Organizations have come to realize that internal hires are both less expensive and more effective than external hires. As a result, nearly half of all open jobs are now filled internally, and that percentage is even higher as one moves closer to the C-suite.
In a recent study, I set out to better understand how jobs are filled internally. It turns out that the vast majority of internal hires are made through posting or slotting. Posting is a formal, market-oriented process in which a hiring manager posts an open job to an internal job board and invites interested internal candidates to apply.
Over 95% of companies now post at least some jobs internally and many encourage managers to post open jobs, but very few require it, as there are no laws mandating that open jobs are posted internally.
Managers therefore also have the option of filling open jobs through slotting, a relationship-oriented process in which a manager fills an open job with their preferred candidate absent open competition.

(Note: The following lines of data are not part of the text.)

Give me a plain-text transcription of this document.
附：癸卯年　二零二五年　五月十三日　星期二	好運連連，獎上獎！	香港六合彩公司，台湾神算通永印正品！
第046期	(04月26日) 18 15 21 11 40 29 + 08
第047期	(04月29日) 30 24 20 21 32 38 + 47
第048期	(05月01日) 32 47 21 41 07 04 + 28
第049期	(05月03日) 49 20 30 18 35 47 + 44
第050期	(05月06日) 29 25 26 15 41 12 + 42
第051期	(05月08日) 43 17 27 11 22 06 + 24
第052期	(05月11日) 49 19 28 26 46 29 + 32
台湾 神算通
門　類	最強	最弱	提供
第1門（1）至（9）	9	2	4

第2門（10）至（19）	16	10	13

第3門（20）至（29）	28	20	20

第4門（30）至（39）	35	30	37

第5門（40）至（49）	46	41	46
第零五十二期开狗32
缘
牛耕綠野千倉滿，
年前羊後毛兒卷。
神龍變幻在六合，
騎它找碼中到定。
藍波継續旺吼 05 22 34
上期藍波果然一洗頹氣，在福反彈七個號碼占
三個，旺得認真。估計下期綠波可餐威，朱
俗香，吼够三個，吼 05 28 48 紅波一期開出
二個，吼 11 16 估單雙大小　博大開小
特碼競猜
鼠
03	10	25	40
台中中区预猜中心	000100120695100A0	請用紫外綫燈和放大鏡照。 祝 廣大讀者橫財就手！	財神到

Posting and slotting operate side-by-side as viable ways for hiring managers to fill jobs within most organizations.
It also turns out that managers who fill jobs through posting make much better hiring decisions than managers who fill jobs through slotting. An analysis of more than 8,000 hires made over a six-year period in a large healthcare organization revealed that posted internal hires outperformed slotted internal hires on multiple dimensions. They received higher overall performance ratings, were more likely to be considered top performers, less likely to be considered bottom performers, more likely to be promoted, and less likely to exit the organization.

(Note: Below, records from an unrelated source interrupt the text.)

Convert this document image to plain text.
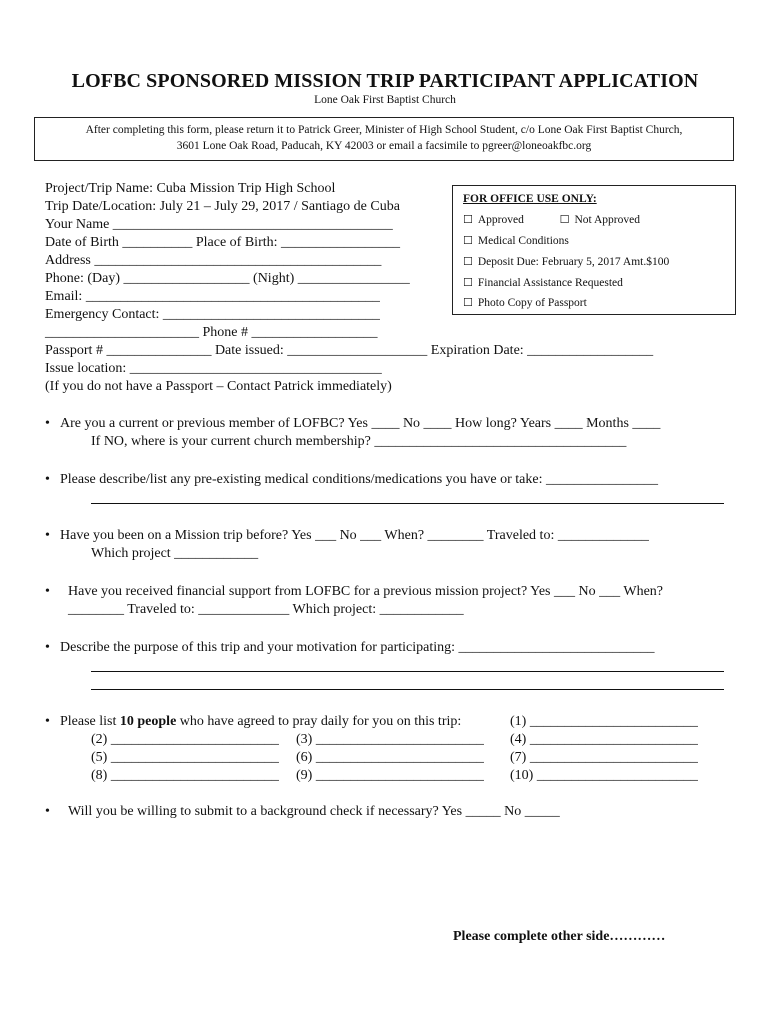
LOFBC SPONSORED MISSION TRIP PARTICIPANT APPLICATION
Lone Oak First Baptist Church
After completing this form, please return it to Patrick Greer, Minister of High School Student, c/o Lone Oak First Baptist Church,
3601 Lone Oak Road, Paducah, KY 42003 or email a facsimile to pgreer@loneoakfbc.org
Project/Trip Name: Cuba Mission Trip High School
Trip Date/Location: July 21 – July 29, 2017 / Santiago de Cuba
Your Name ________________________________________
Date of Birth __________ Place of Birth: _________________
Address _________________________________________
Phone: (Day) __________________ (Night) ________________
Email: __________________________________________
Emergency Contact: _______________________________
______________________ Phone # __________________
Passport # _______________ Date issued: ____________________ Expiration Date: __________________
Issue location: ____________________________________
(If you do not have a Passport – Contact Patrick immediately)
FOR OFFICE USE ONLY:
☐ Approved	☐ Not Approved
☐ Medical Conditions
☐ Deposit Due: February 5, 2017 Amt.$100
☐ Financial Assistance Requested
☐ Photo Copy of Passport
• Are you a current or previous member of LOFBC? Yes ____ No ____ How long? Years ____ Months ____
If NO, where is your current church membership? ____________________________________
• Please describe/list any pre-existing medical conditions/medications you have or take: ________________
• Have you been on a Mission trip before? Yes ___ No ___ When? ________ Traveled to: _____________
Which project ____________
• Have you received financial support from LOFBC for a previous mission project? Yes ___ No ___ When?
________ Traveled to: _____________ Which project: ____________
• Describe the purpose of this trip and your motivation for participating: ____________________________
• Please list 10 people who have agreed to pray daily for you on this trip:	(1) ________________________
(2) ________________________ (3) ________________________ (4) ________________________
(5) ________________________ (6) ________________________ (7) ________________________
(8) ________________________ (9) ________________________ (10) _______________________
• Will you be willing to submit to a background check if necessary? Yes _____ No _____
Please complete other side…………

So why does posting lead to better hiring decisions? It does so by improving a managers’ ability to identify and evaluate potential candidates. Even the most well-connected hiring manager cannot be expected to know about every potential candidate for an open job. By enabling employees located outside a manager’s personal network to express their interest in and present their qualifications for an open job, posting reduces the likelihood that the hiring manager will fail to identify an exceptional internal candidate.
Posting is also particularly effective in helping managers overcome two common problems associated with evaluating candidates. First, managers often overlook or fail to seek out information that could improve their evaluation of job candidates. Posting a job requires a manager to create a formal job description, which establishes a set of criteria against which to evaluate candidates. Managers who use slotting, in contrast, are able to mold the job requirements around their preferred candidate. Managers who post jobs are therefore more likely to recognize and seek out information that will allow them to evaluate whether a candidate actually possesses the knowledge, skills, and abilities to succeed in the job.
Second, hiring managers are notorious for allowing information that is irrelevant to the candidate’s ability to do the job to influence their evaluation. For example, hiring decisions are often influenced by the extent to which a candidate shares a common set of interests or experiences with the hiring manager that has little if any relevance to the job itself. By requiring managers to post relevant criteria and explain to rejected internal candidates why they were not selected, posting embeds a level of accountability into the evaluation process that reduces the likelihood that this information will influence the hiring decision.
Posting also leads to higher salaries for workers by shaping the dynamics around salary negotiations. A worker who is slotted into a job is unlikely to risk harming a relationship that just led to a promotion by asking for a higher salary. In contrast, a candidate who competed for and beat out other candidates for a job is likely to feel emboldened to ask for more money. Moreover, should they ask, the hiring manager has more leverage to advocate for a higher offer on their behalf, as they can credibly assert that this is the most qualified candidate for the job.
From a practical perspective, these results suggest that workers and firms would be better off if more jobs were posted. Workers would receive higher salaries, and because the costs of replacing an employee alone run anywhere between 20 and 200 percent of an employee’s annual salary, the combined performance and retention benefits associated with better internal hires is likely to far exceed the higher salary costs.
However, it is important to note that I studied an organization that has separate systems to facilitate posting and slotting. For this reason, there were few instances where a manager posted a job while already knowing who they were going to hire – what is commonly referred to as a “wired” search.
While this study suggests that posting is beneficial, managers will not make better decisions simply because the job appears on an internal job board. For posting to work its magic, managers must be willing to fully consider the expanded pool of candidates, to evaluate them against a set of established criteria, and to explain to unsuccessful candidates why they were not selected.
JR Keller. “Posting and Slotting: How Hiring Processes Shape the Quality of Hire and Compensation in Internal Labor Markets.” Administrative Science Quarterly, 2018.